Robin Redbreast

Robin Redbreast
Birds can represent the fluttering, darting thoughts of intuition. This is why little birds helped Cinderella help herself.

Wednesday, August 31, 2011

Cinderella #239 Kari Trestakk (Zealand)


A sparkly gold shoe!

Once upon a time, there was a young girl who was left an orphan. Her mother was dead and her father was dead. At last, her ragged clothing fell off of her. All she could find to dress in was "a wooden petticoat." So, with this garment on, she set out to find a position in the king's castle. Knocking at the back door, Kari Trestakk meets Cook, who is lazy, and looking for a slavey to do the dirty work. So Cooks orders Kari Trestakk to lug the bathwater upstairs to the king.
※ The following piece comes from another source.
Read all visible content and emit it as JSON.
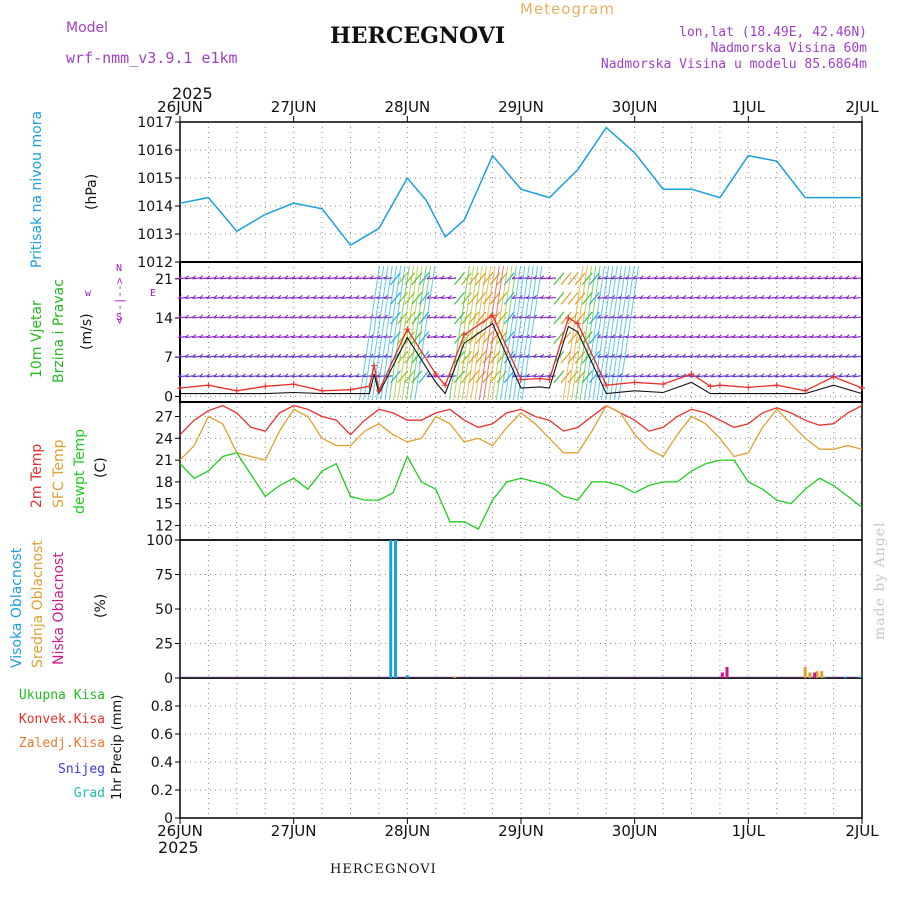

The girl makes so much noise, clattering up the stairs in her wooden petticoat, that the king is startled. He jumps out of the bath, causing much of his heated water to spill out, and hurls insults at Kari Trestakk. Then Cook sends the girl down the "the rivulet", to fetch more water. As she wades into the river to fill her jug, a large fish swims into it. At first, Kari Trestakk thinks that it will be a fine thing to take the fish to Cook. Then she hears a voice! It is the fish, and it says, "Oh, maiden grant me the boon of my life. In exchange  I will give you "a gold dress, a horse, and a golden saddle"." Kari Trestakk accepts this bargain, and releases the fish. She "gets the promised reward", and hides her treasures by the river. The next Sunday, she asks for permission to go to church. Cook says, What do you want with going to church, having nothing but a wooden dress?.'But she gets permission, and then hies to the rivulet where she gets her golden dress and all." She does go to church, and who should sit next to her but the King himself? When he tries to speak to her she calls out," Light before me, behind me, dark. Whither I ride, shall no one mark!" And with that, she disappears. But she loses one of the golden shoes that came with her golden gown, and the King finds  it. The next day, he commands that every girl in the kingdom shall try on the shoe. Although many try, and some come close, no one can fit the shoe on her foot. One young lady even "cuts her heel and toe and squeezes her foot into it. But a small bird in a tree warbles,"Cut off your heel, cut off your toe. The gold shoe fits a girl I know." Then the King knows that the bloody-footed girl is not his true bride. That is when Kari Trestakk steps forward, wearing the other shoe. They are married with great ceremony. 
From Cox, M.R. (1893/2011) p. 326
Notes: This seems to be a story with strong parallels to the one we typically think of  as "Cinderella", if Grimm is your touchpoint. It has the lost shoe, the golden slipper, the cutting off heel and toe, and the bird as give-away. However, my favorite part is the startled King jumping at the sound of the wooden petticoat in the hall! Talk about PTSD.